La question de droit portait sur l’absence de contestation sérieuse de l’obligation de paiement de cotisations sociales par une entreprise non comparante.
Le juge a fait droit à la demande de provision, ordonné la capitalisation des intérêts et réduit l’indemnité au titre des frais irrépétibles.
L’obligation non sérieusement contestable fonde le pouvoir du juge des référés.
Le président a constaté que l’obligation de la société défenderesse « ne parait pas sérieusement contestable » (Sur Ce).
Cette appréciation unilatérale du juge sur les pièces produites par le seul demandeur caractérise le pouvoir souverain du juge des référés.
En l’absence de débat contradictoire, le juge se fonde sur la vraisemblance de la créance pour accorder une provision.
La valeur de cette solution est de rappeler que l’absence de comparution ne paralyse pas l’action en référé provision.
La portée de ce principe est d’offrir un recours efficace et rapide aux organismes sociaux pour le recouvrement de leurs créances.
Le pouvoir de modération du juge des référés s’exerce sur le montant des frais irrépétibles.

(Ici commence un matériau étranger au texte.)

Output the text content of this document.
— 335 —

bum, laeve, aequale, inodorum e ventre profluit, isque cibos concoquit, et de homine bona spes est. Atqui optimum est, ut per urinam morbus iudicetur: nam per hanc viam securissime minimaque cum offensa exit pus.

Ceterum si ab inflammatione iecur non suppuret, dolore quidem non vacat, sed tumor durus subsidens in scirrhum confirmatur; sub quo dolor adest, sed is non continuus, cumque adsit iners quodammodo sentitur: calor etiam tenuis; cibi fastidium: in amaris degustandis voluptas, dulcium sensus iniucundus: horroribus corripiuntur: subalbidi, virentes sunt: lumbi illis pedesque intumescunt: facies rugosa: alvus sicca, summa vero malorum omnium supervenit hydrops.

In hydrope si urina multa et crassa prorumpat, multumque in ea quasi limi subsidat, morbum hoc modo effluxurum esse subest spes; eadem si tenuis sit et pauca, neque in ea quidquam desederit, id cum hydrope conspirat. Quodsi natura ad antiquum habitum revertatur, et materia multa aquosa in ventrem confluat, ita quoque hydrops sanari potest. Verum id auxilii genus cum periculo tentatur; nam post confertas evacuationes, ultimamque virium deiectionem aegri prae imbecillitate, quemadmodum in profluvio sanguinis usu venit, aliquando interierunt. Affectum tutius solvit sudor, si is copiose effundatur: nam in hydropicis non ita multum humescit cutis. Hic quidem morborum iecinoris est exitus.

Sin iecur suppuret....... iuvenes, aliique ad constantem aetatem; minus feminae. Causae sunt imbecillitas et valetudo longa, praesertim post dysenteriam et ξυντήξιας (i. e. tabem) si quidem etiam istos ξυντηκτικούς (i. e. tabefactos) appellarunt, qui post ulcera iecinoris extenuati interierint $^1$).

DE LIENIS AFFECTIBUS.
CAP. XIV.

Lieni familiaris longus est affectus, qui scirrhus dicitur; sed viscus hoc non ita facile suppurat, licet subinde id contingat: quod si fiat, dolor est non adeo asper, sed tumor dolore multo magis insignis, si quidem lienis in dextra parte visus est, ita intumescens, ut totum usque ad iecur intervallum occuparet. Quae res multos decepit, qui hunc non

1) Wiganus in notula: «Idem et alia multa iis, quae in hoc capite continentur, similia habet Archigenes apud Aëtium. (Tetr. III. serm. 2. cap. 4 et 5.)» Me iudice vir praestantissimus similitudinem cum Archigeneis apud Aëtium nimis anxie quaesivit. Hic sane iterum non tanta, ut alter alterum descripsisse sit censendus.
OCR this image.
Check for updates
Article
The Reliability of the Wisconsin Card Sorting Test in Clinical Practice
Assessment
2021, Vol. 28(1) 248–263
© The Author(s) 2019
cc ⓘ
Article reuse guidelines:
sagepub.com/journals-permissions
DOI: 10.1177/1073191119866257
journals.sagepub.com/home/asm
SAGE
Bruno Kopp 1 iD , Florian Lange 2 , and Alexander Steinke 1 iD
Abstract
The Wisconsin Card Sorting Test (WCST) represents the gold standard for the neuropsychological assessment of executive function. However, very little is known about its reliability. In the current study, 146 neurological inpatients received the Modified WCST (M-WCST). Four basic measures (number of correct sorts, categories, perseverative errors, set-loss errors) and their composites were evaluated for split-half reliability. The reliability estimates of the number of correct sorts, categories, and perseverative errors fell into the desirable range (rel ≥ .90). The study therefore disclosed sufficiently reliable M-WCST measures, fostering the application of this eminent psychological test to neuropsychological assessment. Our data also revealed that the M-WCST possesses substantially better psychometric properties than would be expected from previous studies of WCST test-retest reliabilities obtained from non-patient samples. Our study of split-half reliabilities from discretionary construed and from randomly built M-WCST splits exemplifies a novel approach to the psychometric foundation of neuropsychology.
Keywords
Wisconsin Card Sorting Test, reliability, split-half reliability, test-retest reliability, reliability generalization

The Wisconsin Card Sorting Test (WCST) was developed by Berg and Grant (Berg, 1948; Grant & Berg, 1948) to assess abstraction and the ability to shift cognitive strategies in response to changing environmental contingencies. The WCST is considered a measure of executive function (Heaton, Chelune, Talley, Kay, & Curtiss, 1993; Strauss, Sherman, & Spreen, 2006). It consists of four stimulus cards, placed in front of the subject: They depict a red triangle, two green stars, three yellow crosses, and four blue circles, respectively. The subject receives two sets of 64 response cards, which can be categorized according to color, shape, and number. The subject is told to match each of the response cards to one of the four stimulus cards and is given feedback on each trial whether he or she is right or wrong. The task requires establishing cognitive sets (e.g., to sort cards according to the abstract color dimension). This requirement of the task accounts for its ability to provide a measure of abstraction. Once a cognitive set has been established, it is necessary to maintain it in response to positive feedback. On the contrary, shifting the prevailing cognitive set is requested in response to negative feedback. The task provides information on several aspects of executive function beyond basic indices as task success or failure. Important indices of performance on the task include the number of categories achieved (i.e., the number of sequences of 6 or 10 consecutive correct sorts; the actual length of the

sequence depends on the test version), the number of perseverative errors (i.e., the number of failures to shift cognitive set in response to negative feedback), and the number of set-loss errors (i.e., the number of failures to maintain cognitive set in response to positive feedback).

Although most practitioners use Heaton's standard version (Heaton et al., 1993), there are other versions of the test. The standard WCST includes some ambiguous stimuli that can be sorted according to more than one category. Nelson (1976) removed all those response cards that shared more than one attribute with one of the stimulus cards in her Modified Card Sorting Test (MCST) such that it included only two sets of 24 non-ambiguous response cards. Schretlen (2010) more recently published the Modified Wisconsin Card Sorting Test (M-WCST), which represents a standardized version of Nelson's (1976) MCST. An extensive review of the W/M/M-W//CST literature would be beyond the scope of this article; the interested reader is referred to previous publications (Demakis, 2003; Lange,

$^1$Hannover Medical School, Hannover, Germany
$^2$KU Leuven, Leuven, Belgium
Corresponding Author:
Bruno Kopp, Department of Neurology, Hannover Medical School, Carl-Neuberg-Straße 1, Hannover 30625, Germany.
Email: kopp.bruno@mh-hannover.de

Le tribunal a réduit l’indemnité demandée de 600 euros à 150 euros, estimant que le requérant « doit être équitablement dédommagé » (Sur Ce).
Cette décision illustre le pouvoir d’appréciation du juge qui peut minorer une demande même en l’absence de contestation de la partie adverse.
Le sens de cette modération est d’éviter un enrichissement sans cause du créancier au détriment du débiteur défaillant.
La valeur de cette solution est de garantir un équilibre entre l’indemnisation des frais exposés et la proportionnalité de la condamnation.
La portée de l’ordonnance est de rappeler que la demande sur le fondement de l’article 700 du Code de procédure civile n’est jamais automatique.